One of these creative inventions is the use of supported lipid bilayers—artificial membranes that can mimic biological cell membranes in a very controlled manner.
What are supported lipid bilayers?
Supported lipid bilayers (or bilayers for short) consist of two monolayers of lipids deposited onto a flat substrate such as a glass coverslip. The lipids consist of a hydrophilic lipidic tail (oriented inwards into the bilayer) and a charged hydrophobic head (facing outward). Importantly for your experiments, they look exactly like cell membrane bilayers, except that they are flat and that you can precisely control their lipid composition and protein content.
Why are bilayers useful?
That all sounds quite fancy, but why would you ever want to use artificial bilayers rather than directly study cellular membranes? There are quite a few examples where bilayers come in as a rather handy tool, primarily for microscopists:
Based on my own area of research, the first example that springs to mind is the study of the immunological synapse—in other words, investigating what’s going on when an immune cell (like a T cell or an NK cell) interacts with a target cell. Even with the high-tech microscopes available today, it is really difficult to study cell-cell interactions at high resolution because of the orientation of the cells (they can be facing in any direction) and the depth at which you have to image (even if one cell was conveniently sitting right on top of the other). On the other hand, if a cell lands on a flat lipid bilayer, it becomes really easy to observe protein interactions at the cell-bilayer interface, even by confocal microscopy.

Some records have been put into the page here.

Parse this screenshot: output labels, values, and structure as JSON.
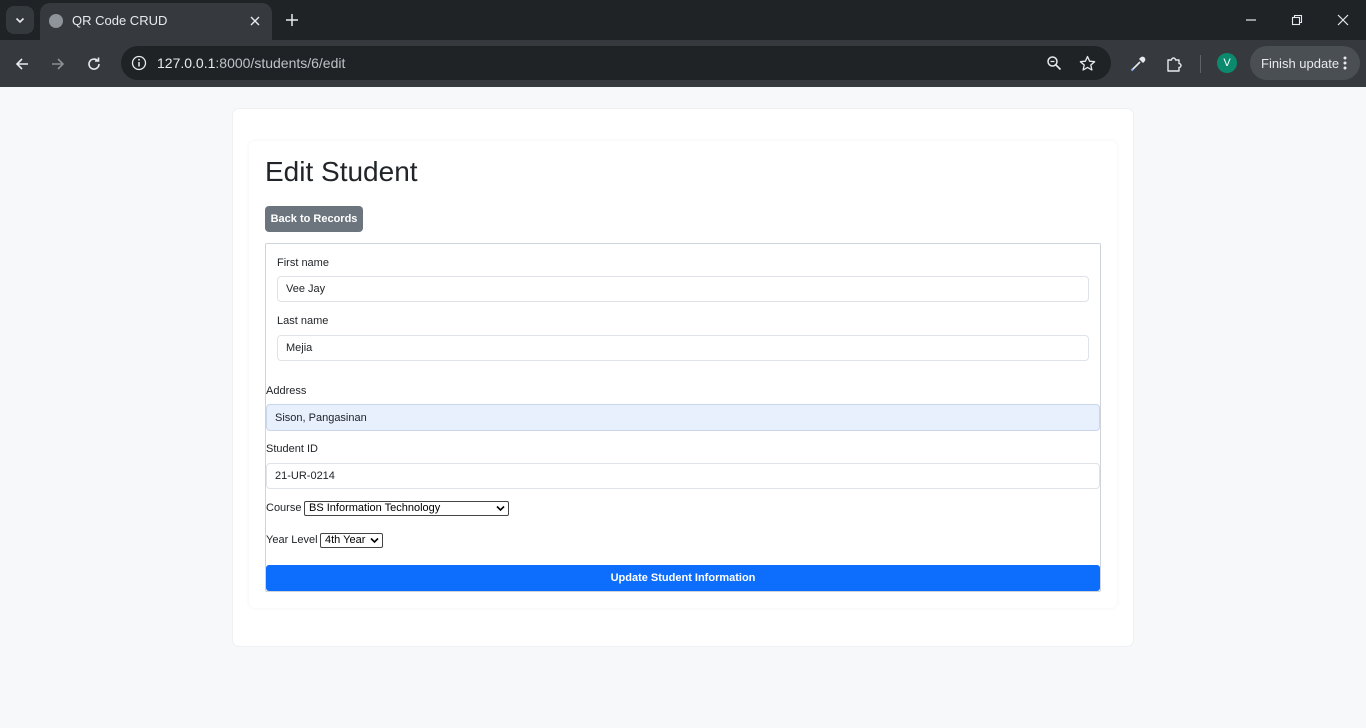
{
  "browser": {
    "tab_title": "QR Code CRUD",
    "url_host": "127.0.0.1",
    "url_path": ":8000/students/6/edit",
    "avatar_letter": "V",
    "finish_update_label": "Finish update"
  },
  "page": {
    "title": "Edit Student",
    "back_button": "Back to Records",
    "form": {
      "first_name_label": "First name",
      "first_name_value": "Vee Jay",
      "last_name_label": "Last name",
      "last_name_value": "Mejia",
      "address_label": "Address",
      "address_value": "Sison, Pangasinan",
      "student_id_label": "Student ID",
      "student_id_value": "21-UR-0214",
      "course_label": "Course",
      "course_value": "BS Information Technology",
      "year_level_label": "Year Level",
      "year_level_value": "4th Year",
      "submit_label": "Update Student Information"
    }
  },
  "colors": {
    "primary": "#0d6efd",
    "secondary": "#6c757d",
    "autofill": "#e8f0fe"
  }
}
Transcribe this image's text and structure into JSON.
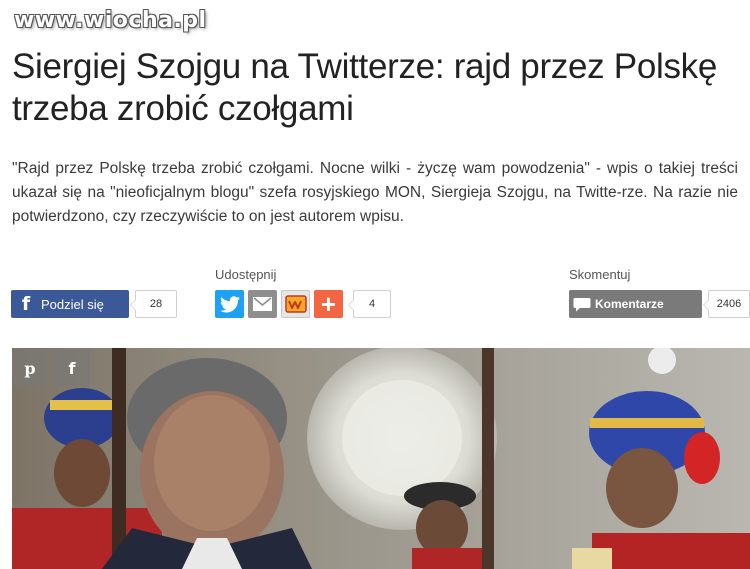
{
  "watermark": "www.wiocha.pl",
  "article": {
    "title": "Siergiej Szojgu na Twitterze: rajd przez Polskę trzeba zrobić czołgami",
    "lead": "\"Rajd przez Polskę trzeba zrobić czołgami. Nocne wilki - życzę wam powodzenia\" - wpis o takiej treści ukazał się na \"nieoficjalnym blogu\" szefa rosyjskiego MON, Siergieja Szojgu, na Twitte-rze. Na razie nie potwierdzono, czy rzeczywiście to on jest autorem wpisu."
  },
  "share": {
    "facebook_label": "Podziel się",
    "facebook_count": "28",
    "share_heading": "Udostępnij",
    "share_count": "4",
    "comment_heading": "Skomentuj",
    "comments_label": "Komentarze",
    "comments_count": "2406"
  },
  "photo_overlay": {
    "pinterest_glyph": "p",
    "facebook_glyph": "f"
  },
  "colors": {
    "facebook": "#3b5998",
    "twitter": "#1da1f2",
    "mail": "#8e8e8e",
    "plus": "#f26641",
    "comments": "#7a7a7a"
  },
  "icons": [
    "facebook-icon",
    "twitter-icon",
    "mail-icon",
    "wykop-icon",
    "plus-icon",
    "comment-bubble-icon",
    "pinterest-icon"
  ]
}
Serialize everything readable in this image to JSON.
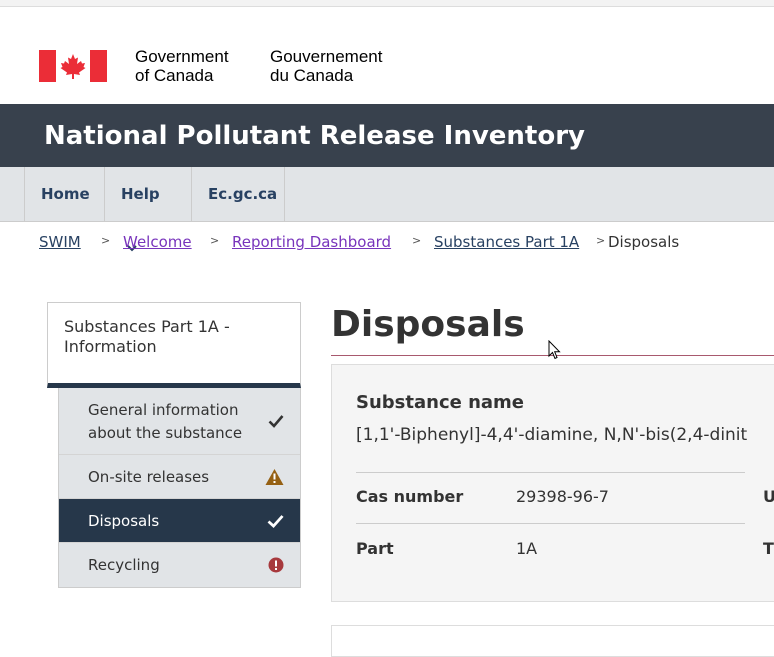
{
  "header": {
    "sig_en_line1": "Government",
    "sig_en_line2": "of Canada",
    "sig_fr_line1": "Gouvernement",
    "sig_fr_line2": "du Canada",
    "flag_icon": "canada-flag-icon",
    "flag_color": "#eb2d37"
  },
  "app": {
    "title": "National Pollutant Release Inventory",
    "bar_color": "#38414d"
  },
  "menu": {
    "items": [
      {
        "label": "Home"
      },
      {
        "label": "Help",
        "icon": "chevron-down-icon"
      },
      {
        "label": "Ec.gc.ca"
      }
    ]
  },
  "breadcrumb": {
    "items": [
      "SWIM",
      "Welcome",
      "Reporting Dashboard",
      "Substances Part 1A"
    ],
    "separator": ">",
    "current": "Disposals"
  },
  "sidebar": {
    "heading": "Substances Part 1A - Information",
    "items": [
      {
        "label": "General information about the substance",
        "status_icon": "check-icon",
        "status_color": "#333333"
      },
      {
        "label": "On-site releases",
        "status_icon": "warning-icon",
        "status_color": "#956013"
      },
      {
        "label": "Disposals",
        "status_icon": "check-icon",
        "status_color": "#ffffff",
        "active": true
      },
      {
        "label": "Recycling",
        "status_icon": "error-icon",
        "status_color": "#a7393d"
      }
    ]
  },
  "page": {
    "title": "Disposals"
  },
  "substance": {
    "name_label": "Substance name",
    "name_value": "[1,1'-Biphenyl]-4,4'-diamine, N,N'-bis(2,4-dinit",
    "cas_label": "Cas number",
    "cas_value": "29398-96-7",
    "part_label": "Part",
    "part_value": "1A",
    "col3_row1_label": "U",
    "col3_row2_label": "T"
  }
}
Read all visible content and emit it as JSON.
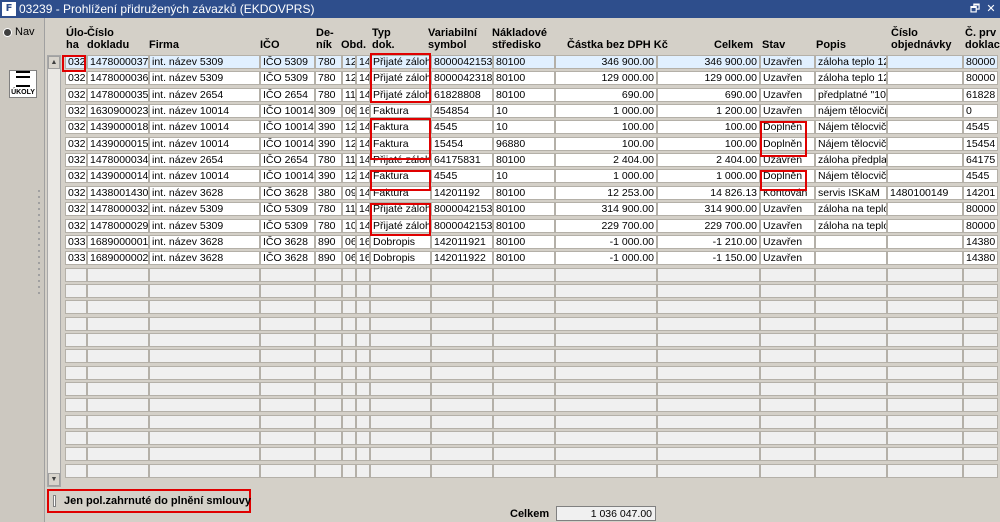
{
  "window": {
    "title": "03239 - Prohlížení přidružených závazků (EKDOVPRS)",
    "app_icon": "F",
    "restore_glyph": "🗗",
    "close_glyph": "✕"
  },
  "sidebar": {
    "nav_label": "Nav",
    "ukoly_label": "ÚKOLY"
  },
  "columns": [
    {
      "key": "uloha",
      "l1": "Úlo-",
      "l2": "ha"
    },
    {
      "key": "doklad",
      "l1": "Číslo",
      "l2": "dokladu"
    },
    {
      "key": "firma",
      "l1": "",
      "l2": "Firma"
    },
    {
      "key": "ico",
      "l1": "",
      "l2": "IČO"
    },
    {
      "key": "denik",
      "l1": "De-",
      "l2": "ník"
    },
    {
      "key": "obd",
      "l1": "",
      "l2": "Obd."
    },
    {
      "key": "x",
      "l1": "",
      "l2": ""
    },
    {
      "key": "typ",
      "l1": "Typ",
      "l2": "dok."
    },
    {
      "key": "vs",
      "l1": "Variabilní",
      "l2": "symbol"
    },
    {
      "key": "ns",
      "l1": "Nákladové",
      "l2": "středisko"
    },
    {
      "key": "bezdph",
      "l1": "",
      "l2": "Částka bez DPH Kč"
    },
    {
      "key": "celkem",
      "l1": "",
      "l2": "Celkem"
    },
    {
      "key": "stav",
      "l1": "",
      "l2": "Stav"
    },
    {
      "key": "popis",
      "l1": "",
      "l2": "Popis"
    },
    {
      "key": "objednavka",
      "l1": "Číslo",
      "l2": "objednávky"
    },
    {
      "key": "prv",
      "l1": "Č. prv",
      "l2": "doklac"
    }
  ],
  "rows": [
    {
      "uloha": "032",
      "doklad": "1478000037",
      "firma": "int. název 5309",
      "ico": "IČO 5309",
      "denik": "780",
      "obd": "12",
      "x": "14",
      "typ": "Přijaté záloh",
      "vs": "8000042153",
      "ns": "80100",
      "bezdph": "346 900.00",
      "celkem": "346 900.00",
      "stav": "Uzavřen",
      "popis": "záloha teplo 12.",
      "objednavka": "",
      "prv": "80000"
    },
    {
      "uloha": "032",
      "doklad": "1478000036",
      "firma": "int. název 5309",
      "ico": "IČO 5309",
      "denik": "780",
      "obd": "12",
      "x": "14",
      "typ": "Přijaté záloh",
      "vs": "8000042318",
      "ns": "80100",
      "bezdph": "129 000.00",
      "celkem": "129 000.00",
      "stav": "Uzavřen",
      "popis": "záloha teplo 12.",
      "objednavka": "",
      "prv": "80000"
    },
    {
      "uloha": "032",
      "doklad": "1478000035",
      "firma": "int. název 2654",
      "ico": "IČO 2654",
      "denik": "780",
      "obd": "11",
      "x": "14",
      "typ": "Přijaté záloh",
      "vs": "61828808",
      "ns": "80100",
      "bezdph": "690.00",
      "celkem": "690.00",
      "stav": "Uzavřen",
      "popis": "předplatné \"10(",
      "objednavka": "",
      "prv": "61828"
    },
    {
      "uloha": "032",
      "doklad": "1630900023",
      "firma": "int. název 10014",
      "ico": "IČO 10014",
      "denik": "309",
      "obd": "06",
      "x": "16",
      "typ": "Faktura",
      "vs": "454854",
      "ns": "10",
      "bezdph": "1 000.00",
      "celkem": "1 200.00",
      "stav": "Uzavřen",
      "popis": "nájem tělocvičn",
      "objednavka": "",
      "prv": "0"
    },
    {
      "uloha": "032",
      "doklad": "1439000018",
      "firma": "int. název 10014",
      "ico": "IČO 10014",
      "denik": "390",
      "obd": "12",
      "x": "14",
      "typ": "Faktura",
      "vs": "4545",
      "ns": "10",
      "bezdph": "100.00",
      "celkem": "100.00",
      "stav": "Doplněn",
      "popis": "Nájem tělocvičn",
      "objednavka": "",
      "prv": "4545"
    },
    {
      "uloha": "032",
      "doklad": "1439000015",
      "firma": "int. název 10014",
      "ico": "IČO 10014",
      "denik": "390",
      "obd": "12",
      "x": "14",
      "typ": "Faktura",
      "vs": "15454",
      "ns": "96880",
      "bezdph": "100.00",
      "celkem": "100.00",
      "stav": "Doplněn",
      "popis": "Nájem tělocvičn",
      "objednavka": "",
      "prv": "15454"
    },
    {
      "uloha": "032",
      "doklad": "1478000034",
      "firma": "int. název 2654",
      "ico": "IČO 2654",
      "denik": "780",
      "obd": "11",
      "x": "14",
      "typ": "Přijaté záloh",
      "vs": "64175831",
      "ns": "80100",
      "bezdph": "2 404.00",
      "celkem": "2 404.00",
      "stav": "Uzavřen",
      "popis": "záloha předplat",
      "objednavka": "",
      "prv": "64175"
    },
    {
      "uloha": "032",
      "doklad": "1439000014",
      "firma": "int. název 10014",
      "ico": "IČO 10014",
      "denik": "390",
      "obd": "12",
      "x": "14",
      "typ": "Faktura",
      "vs": "4545",
      "ns": "10",
      "bezdph": "1 000.00",
      "celkem": "1 000.00",
      "stav": "Doplněn",
      "popis": "Nájem tělocvičn",
      "objednavka": "",
      "prv": "4545"
    },
    {
      "uloha": "032",
      "doklad": "1438001430",
      "firma": "int. název 3628",
      "ico": "IČO 3628",
      "denik": "380",
      "obd": "09",
      "x": "14",
      "typ": "Faktura",
      "vs": "14201192",
      "ns": "80100",
      "bezdph": "12 253.00",
      "celkem": "14 826.13",
      "stav": "Kontován",
      "popis": "servis ISKaM",
      "objednavka": "1480100149",
      "prv": "14201"
    },
    {
      "uloha": "032",
      "doklad": "1478000032",
      "firma": "int. název 5309",
      "ico": "IČO 5309",
      "denik": "780",
      "obd": "11",
      "x": "14",
      "typ": "Přijaté záloh",
      "vs": "8000042153",
      "ns": "80100",
      "bezdph": "314 900.00",
      "celkem": "314 900.00",
      "stav": "Uzavřen",
      "popis": "záloha na teplo",
      "objednavka": "",
      "prv": "80000"
    },
    {
      "uloha": "032",
      "doklad": "1478000029",
      "firma": "int. název 5309",
      "ico": "IČO 5309",
      "denik": "780",
      "obd": "10",
      "x": "14",
      "typ": "Přijaté záloh",
      "vs": "8000042153",
      "ns": "80100",
      "bezdph": "229 700.00",
      "celkem": "229 700.00",
      "stav": "Uzavřen",
      "popis": "záloha na teplo",
      "objednavka": "",
      "prv": "80000"
    },
    {
      "uloha": "033",
      "doklad": "1689000001",
      "firma": "int. název 3628",
      "ico": "IČO 3628",
      "denik": "890",
      "obd": "06",
      "x": "16",
      "typ": "Dobropis",
      "vs": "142011921",
      "ns": "80100",
      "bezdph": "-1 000.00",
      "celkem": "-1 210.00",
      "stav": "Uzavřen",
      "popis": "",
      "objednavka": "",
      "prv": "14380"
    },
    {
      "uloha": "033",
      "doklad": "1689000002",
      "firma": "int. název 3628",
      "ico": "IČO 3628",
      "denik": "890",
      "obd": "06",
      "x": "16",
      "typ": "Dobropis",
      "vs": "142011922",
      "ns": "80100",
      "bezdph": "-1 000.00",
      "celkem": "-1 150.00",
      "stav": "Uzavřen",
      "popis": "",
      "objednavka": "",
      "prv": "14380"
    }
  ],
  "footer": {
    "checkbox_label": "Jen pol.zahrnuté do plnění smlouvy",
    "total_label": "Celkem",
    "total_value": "1 036 047.00"
  },
  "colors": {
    "titlebar": "#2e4e8c",
    "selected_row": "#e1f0ff",
    "highlight": "#e00000"
  }
}
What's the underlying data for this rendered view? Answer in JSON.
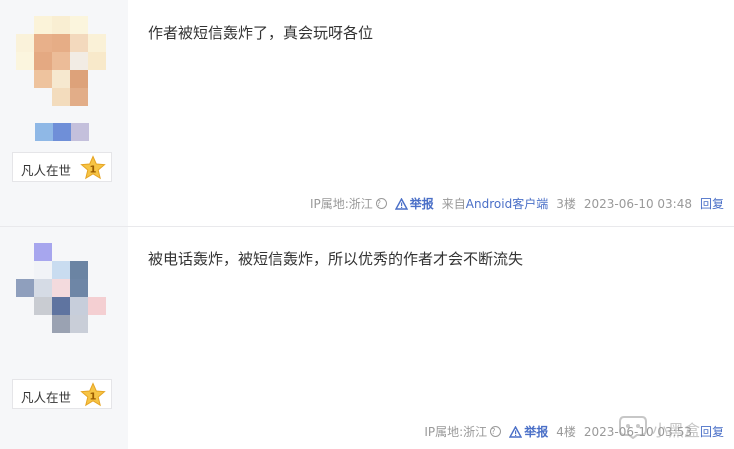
{
  "posts": [
    {
      "username": "凡人在世",
      "level": "1",
      "content": "作者被短信轰炸了，真会玩呀各位",
      "ip_location": "IP属地:浙江",
      "report_label": "举报",
      "from_prefix": "来自",
      "client": "Android客户端",
      "floor": "3楼",
      "timestamp": "2023-06-10 03:48",
      "reply_label": "回复"
    },
    {
      "username": "凡人在世",
      "level": "1",
      "content": "被电话轰炸，被短信轰炸，所以优秀的作者才会不断流失",
      "ip_location": "IP属地:浙江",
      "report_label": "举报",
      "floor": "4楼",
      "timestamp": "2023-06-10 03:53",
      "reply_label": "回复"
    }
  ],
  "watermark": "小黑盒",
  "colors": {
    "link": "#4a6fc7",
    "meta_text": "#999999",
    "sidebar_bg": "#f6f7f9"
  }
}
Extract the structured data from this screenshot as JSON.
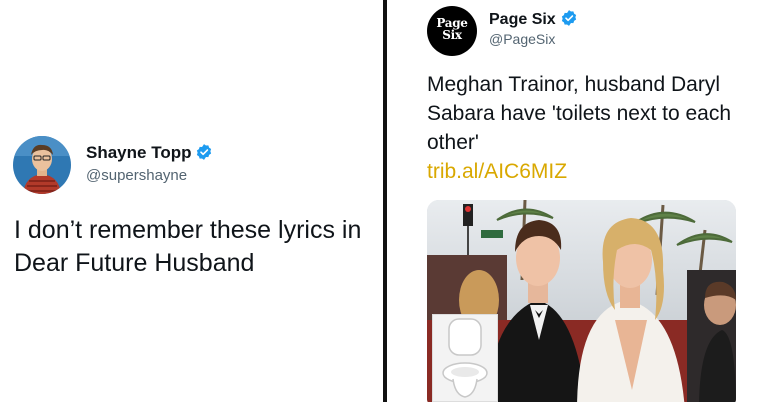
{
  "left_tweet": {
    "display_name": "Shayne Topp",
    "handle": "@supershayne",
    "text": "I don’t remember these lyrics in Dear Future Husband",
    "verified": true
  },
  "right_tweet": {
    "display_name": "Page Six",
    "handle": "@PageSix",
    "verified": true,
    "avatar_text_line1": "Page",
    "avatar_text_line2": "Six",
    "text": "Meghan Trainor, husband Daryl Sabara have 'toilets next to each other'",
    "link_text": "trib.al/AIC6MIZ"
  },
  "colors": {
    "verified_blue": "#1d9bf0",
    "link_color": "#d9a800",
    "divider": "#111111"
  },
  "icons": {
    "verified": "verified-badge-icon",
    "toilet": "toilet-icon"
  }
}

It becomes even more interesting when you start manipulating the proteins present on the bilayers. You can control both the protein composition and concentration on your bilayers, thereby mimicking different cell-cell interactions. Using bilayers, a large number of cells can be analyzed in parallel.
Bilayers have been crucial for immunologists since the 90’s 1, but they are useful in other fields too, for studying:
- Cell adhesion
- Cell migration
- Membrane protein dynamics and interactions
- Lipid dynamics
- Receptor-ligand interactions
- Membrane fusion
In fact, whenever cell membranes are mentioned, you could probably learn something useful using supported lipid bilayers—without the complications of the cellular environment.
- Grakoui, A. et al. 1999. The Immunological Synapse: A Molecular Machine Controlling T Cell Activation. Science. 285, 221–227.